Solution ! based on Strelok's comment:
public static boolean CanTimes(int a, int b) {
if (a == 0 || b == 0) {
return true;
}
if (a > 0) {
if (b > 0) {
return a <= Integer.MAX_VALUE / b;
} else {
return a <= Integer.MIN_VALUE / b;
}
} else {
if (b > 0) {
return b <= Integer.MIN_VALUE / a;
} else {
return a <= -Integer.MAX_VALUE / b;
}
}
}
As per my comment, here is the adapted version, with some unit tests:
public static int mulAndCheck( int a, int b )
{
int ret;
String msg = "overflow: multiply";
if ( a > b )
{
// use symmetry to reduce boundry cases
ret = mulAndCheck( b, a );
}
else
{
if ( a < 0 )
{
if ( b < 0 )
{
// check for positive overflow with negative a, negative b
if ( a >= Integer.MAX_VALUE / b )
{
ret = a * b;
}
else
{
throw new ArithmeticException( msg );
}
}
else if ( b > 0 )
{
// check for negative overflow with negative a, positive b
if ( Integer.MIN_VALUE / b <= a )
{
ret = a * b;
}
else
{
throw new ArithmeticException( msg );
}
}
else
{
// assert b == 0
ret = 0;
}
}
else if ( a > 0 )
{
// assert a > 0
// assert b > 0
// check for positive overflow with positive a, positive b
if ( a <= Integer.MAX_VALUE / b )
{
ret = a * b;
}
else
{
throw new ArithmeticException( msg );
}
}
else
{
// assert a == 0
ret = 0;
}
}
return ret;
}
#Test( expected = ArithmeticException.class )
public void testOverflow()
{
mulAndCheck( Integer.MAX_VALUE, Integer.MAX_VALUE );
}
#Test( expected = ArithmeticException.class )
public void testOverflow1()
{
mulAndCheck( Integer.MIN_VALUE, Integer.MAX_VALUE );
}
#Test
public void testTimesMinus1()
{
Assert.assertEquals( Integer.MIN_VALUE + 1, mulAndCheck( Integer.MAX_VALUE, -1 ) );
Assert.assertEquals( Integer.MAX_VALUE, mulAndCheck( Integer.MIN_VALUE + 1, -1 ) );
}
You can do the multiplication and then check whether dividing by one factor still gives the other.
EDIT
The above doesn't work all the time, as Dietrich Epp points out; it fails for -1 and Integer.MIN_VALUE. I don't know if there are any other edge cases. If not, then it would be easy to check for this one case.

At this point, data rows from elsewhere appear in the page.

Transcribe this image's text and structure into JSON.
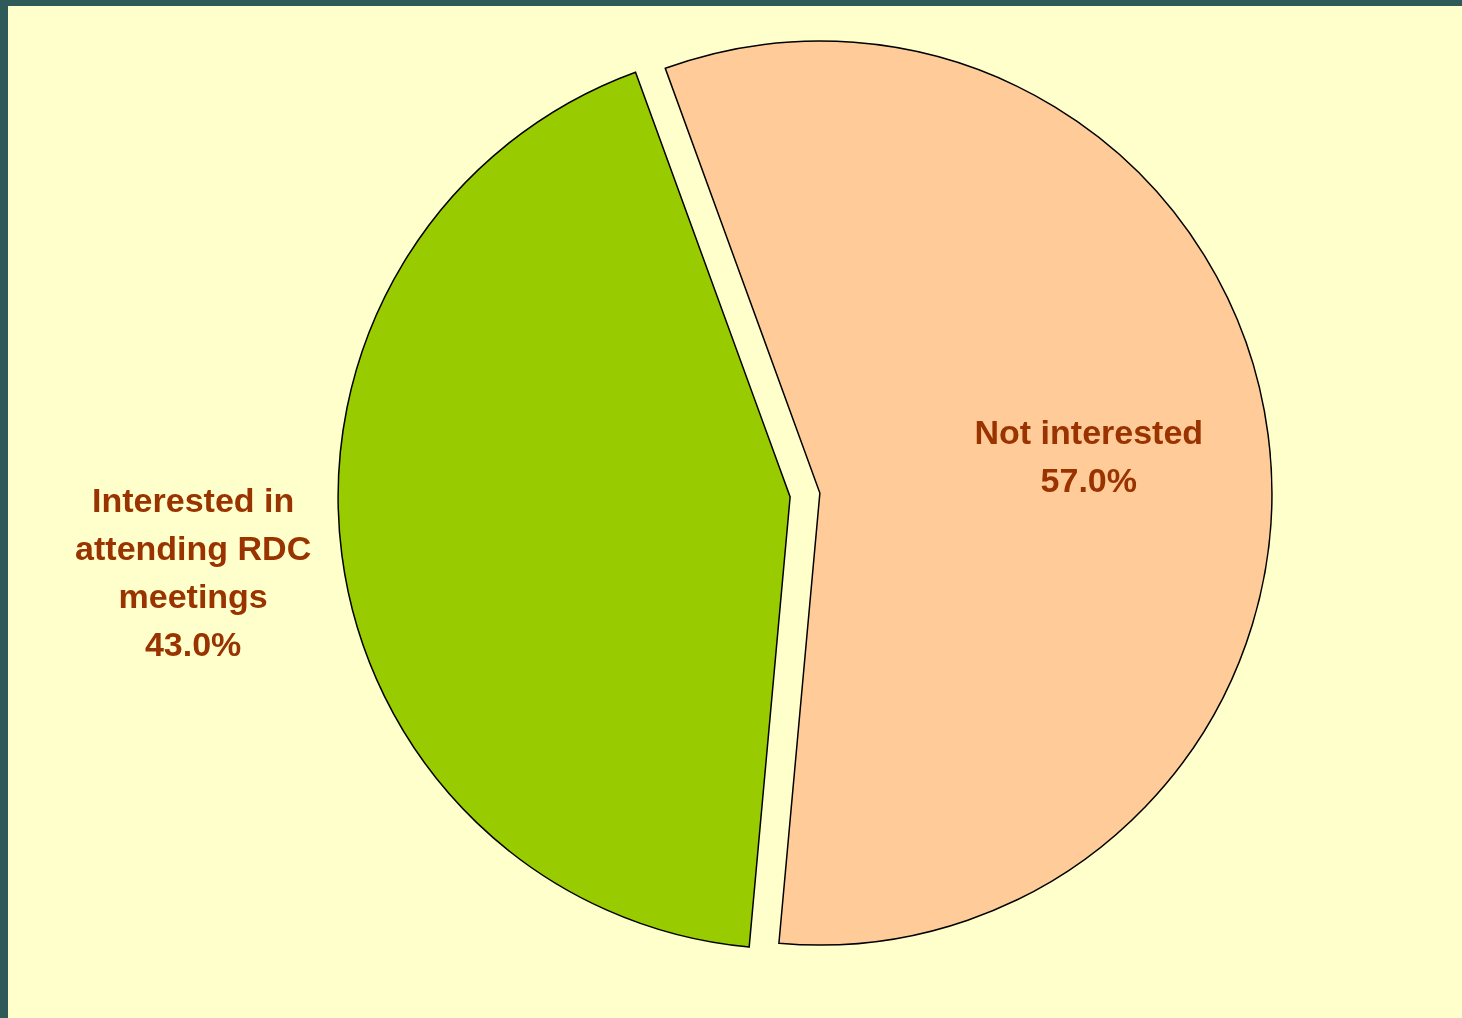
{
  "chart_data": {
    "type": "pie",
    "categories": [
      "Not interested",
      "Interested in attending RDC meetings"
    ],
    "values": [
      57.0,
      43.0
    ],
    "colors": [
      "#ffcc99",
      "#99cc00"
    ],
    "value_labels": [
      "57.0%",
      "43.0%"
    ]
  }
}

Since the multiplication of a*b is the same as a+a+a+... repeated b times (and vice-versa), you can do something like this:
(I renamed your CanMultiple() function to isIntMultiplication(), since I think its more clear )

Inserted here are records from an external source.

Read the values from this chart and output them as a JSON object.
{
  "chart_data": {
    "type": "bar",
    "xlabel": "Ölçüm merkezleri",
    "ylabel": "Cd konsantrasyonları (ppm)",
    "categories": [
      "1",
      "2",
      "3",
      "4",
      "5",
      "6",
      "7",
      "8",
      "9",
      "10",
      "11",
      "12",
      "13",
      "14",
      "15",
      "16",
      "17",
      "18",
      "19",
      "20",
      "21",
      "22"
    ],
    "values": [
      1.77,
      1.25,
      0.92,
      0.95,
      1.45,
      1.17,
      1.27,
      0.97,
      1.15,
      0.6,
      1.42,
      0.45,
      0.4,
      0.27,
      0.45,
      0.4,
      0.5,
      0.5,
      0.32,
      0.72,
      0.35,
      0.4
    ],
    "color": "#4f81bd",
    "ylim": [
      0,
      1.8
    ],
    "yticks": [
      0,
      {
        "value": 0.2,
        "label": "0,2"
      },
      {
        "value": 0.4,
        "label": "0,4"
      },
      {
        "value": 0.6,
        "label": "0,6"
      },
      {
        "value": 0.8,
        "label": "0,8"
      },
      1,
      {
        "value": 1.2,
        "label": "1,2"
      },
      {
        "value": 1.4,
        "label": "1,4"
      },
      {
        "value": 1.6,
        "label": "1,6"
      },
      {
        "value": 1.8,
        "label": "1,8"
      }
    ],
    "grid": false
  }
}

public boolean isIntMultiplication(int a, int b) {
// signs are not important in this context
a = Math.abs(a);
b = Math.abs(b);
// optimization: I want to calculate a*b as the sum of a by itself repeated b times, so make sure b is the smaller one
// i.e., 100*2 is calculated as 100+100 which is faster than summing 2+2+2+... a hundred times
if (b > a) { int swap = a; a = b; b = swap; }
int n = 0, total = a;
while(++n < b) {
if (total <= Integer.MAX_VALUE - a) {
total += a;
} else {
return false;
}
}
return true;
}
You see it in action:
// returns true, Integer.MAX_VALUE * 1 is still an int
isIntMultiplication(Integer.MAX_VALUE, 1);
// returns false, Integer.MAX_VALUE * 2 is a long
isIntMultiplication(Integer.MAX_VALUE, 2);
// returns true, Integer.MAX_VALUE/2 * 2 is still an int
isIntMultiplication(Integer.MAX_VALUE/2, 2);
// returns false, Integer.MAX_VALUE * Integer.MAX_VALUE is a long
isIntMultiplication(Integer.MAX_VALUE, Integer.MAX_VALUE);
This solution does not use long types, as required.
Mathematically, the sum of the log-base-2 should be less than 232. Unfortunately, Math doesn't give us log base 2, but this is still simple enough:
static boolean canMultiply(int a, int b) {
return Math.log(Math.abs(a)) + Math.log(Math.abs(b)) <= Math.log(Integer.MAX_VALUE);
}
EDITED: Due to (fair) flak, how about this simple approach that addresses OP's question exactly?
static boolean canMultiply(int a, int b) {
return a == 0 || ((a * b) / a) == b;
}
If there's an overflow, dividing by the original number won't bring us back to starting number.
Importantly, this will work for longs, which can't be cast up.